Elle rougit et un éclair de colère brilla dans ses yeux.
– Tu accompliras tout? demanda-t-il avec un mauvais sourire.
– Jusqu’à une certaine limite. À la manière dont Piotr Petrovitch a demandé ma main, j’ai compris aussitôt tout ce qu’il attendait de moi. Il a certes très bonne opinion de lui, trop peut-être, mais j’espère qu’il saura m’apprécier également… Pourquoi ris-tu encore?
– Et toi, pourquoi rougis-tu? Tu mens, ma sœur, tu mens exprès, par entêtement féminin, pour ne pas paraître me céder… Tu ne peux pas estimer Loujine. Je l’ai vu et j’ai causé avec lui. C’est donc que tu te vends par intérêt; de quelque façon qu’on le considère, ton acte apparaît vil et je suis bien aise de voir que tu es encore capable de rougir.

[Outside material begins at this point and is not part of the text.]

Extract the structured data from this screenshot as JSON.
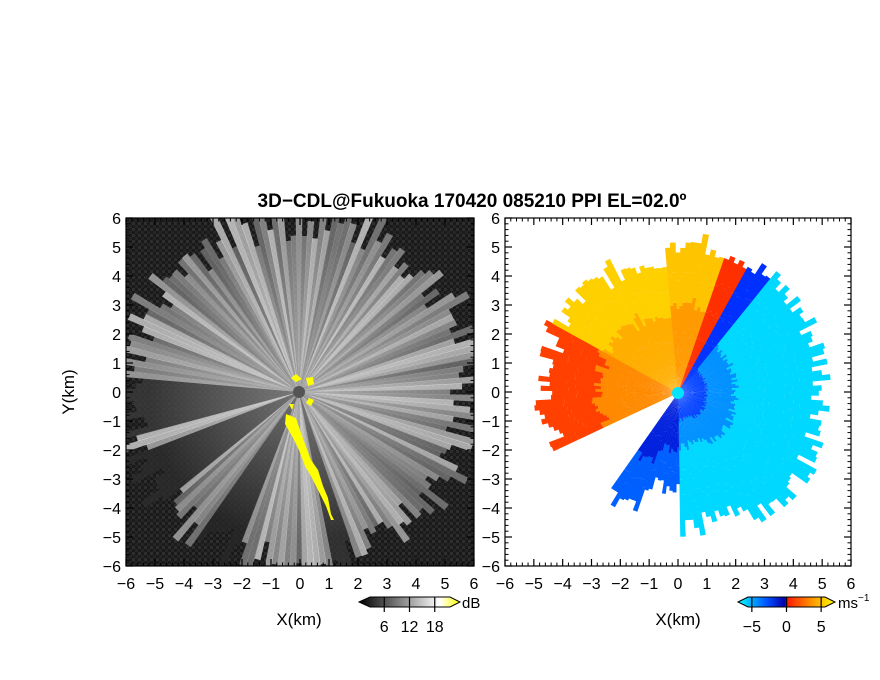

– Ce n’est pas vrai, je ne mens pas, s’écria Dounetchka qui perdait tout sang-froid. Je ne l’épouserai pas sans être convaincue qu’il m’apprécie et qu’il fait cas de moi; je ne l’épouserai pas sans être sûre qu’il est digne d’estime. J’ai heureusement le moyen de m’en assurer de façon péremptoire, et même pas plus tard qu’aujourd’hui. Un tel mariage n’est pas une bassesse, comme tu dis. Et si tu avais raison, si je m’étais décidée à commettre une bassesse, ta conduite ne serait-elle pas cruelle envers moi? Comment peux-tu exiger de moi un héroïsme dont tu n’es toi-même pas capable peut-être? C’est du despotisme, de la tyrannie. Si je cause la perte de quelqu’un, ce ne sera que la mienne… Je n’ai encore tué personne… Qu’as-tu à me regarder? et pourquoi pâlis-tu ainsi? Rodia, que t’arrive-t-il? Rodia chéri…
– Seigneur, il s’évanouit par ta faute, s’écria Poulkheria Alexandrovna.
– Non… non… ce sont des sottises, ce n’est rien… la tête m’a un peu tourné. Ce n’est pas un évanouissement… Vous ne pensez qu’à ça, vous… Hum! oui, qu’est-ce que je voulais dire? Ah oui! Ainsi tu penses te convaincre aujourd’hui qu’il est digne d’estime et qu’il… t’apprécie… C’est ça hein? C’est bien ce que tu as dit? Tu as, je crois, dit que c’est pour aujourd’hui, ou ai-je mal entendu?
– Maman, montrez donc à mon frère la lettre de Piotr Petrovitch, dit Dounetchka.
Poulkheria Alexandrovna tendit la lettre d’une main tremblante… Raskolnikov s’en empara d’un air fort curieux. Mais avant de l’ouvrir, il jeta à sa sœur un regard étonné et proféra lentement, comme s’il était frappé d’une pensée subite:
– Mais qu’est-ce que j’ai à m’agiter? Pourquoi toute cette histoire, épouse qui tu veux.
Il semblait s’adresser à lui-même, mais il avait élevé la voix et examinait sa sœur d’un air préoccupé. Enfin il déplia la lettre sans perdre son expression de stupéfaction, puis il la lut attentivement, deux fois de suite. Poulkheria Alexandrovna semblait particulièrement inquiète. Mais tous s’attendaient à quelque éclat.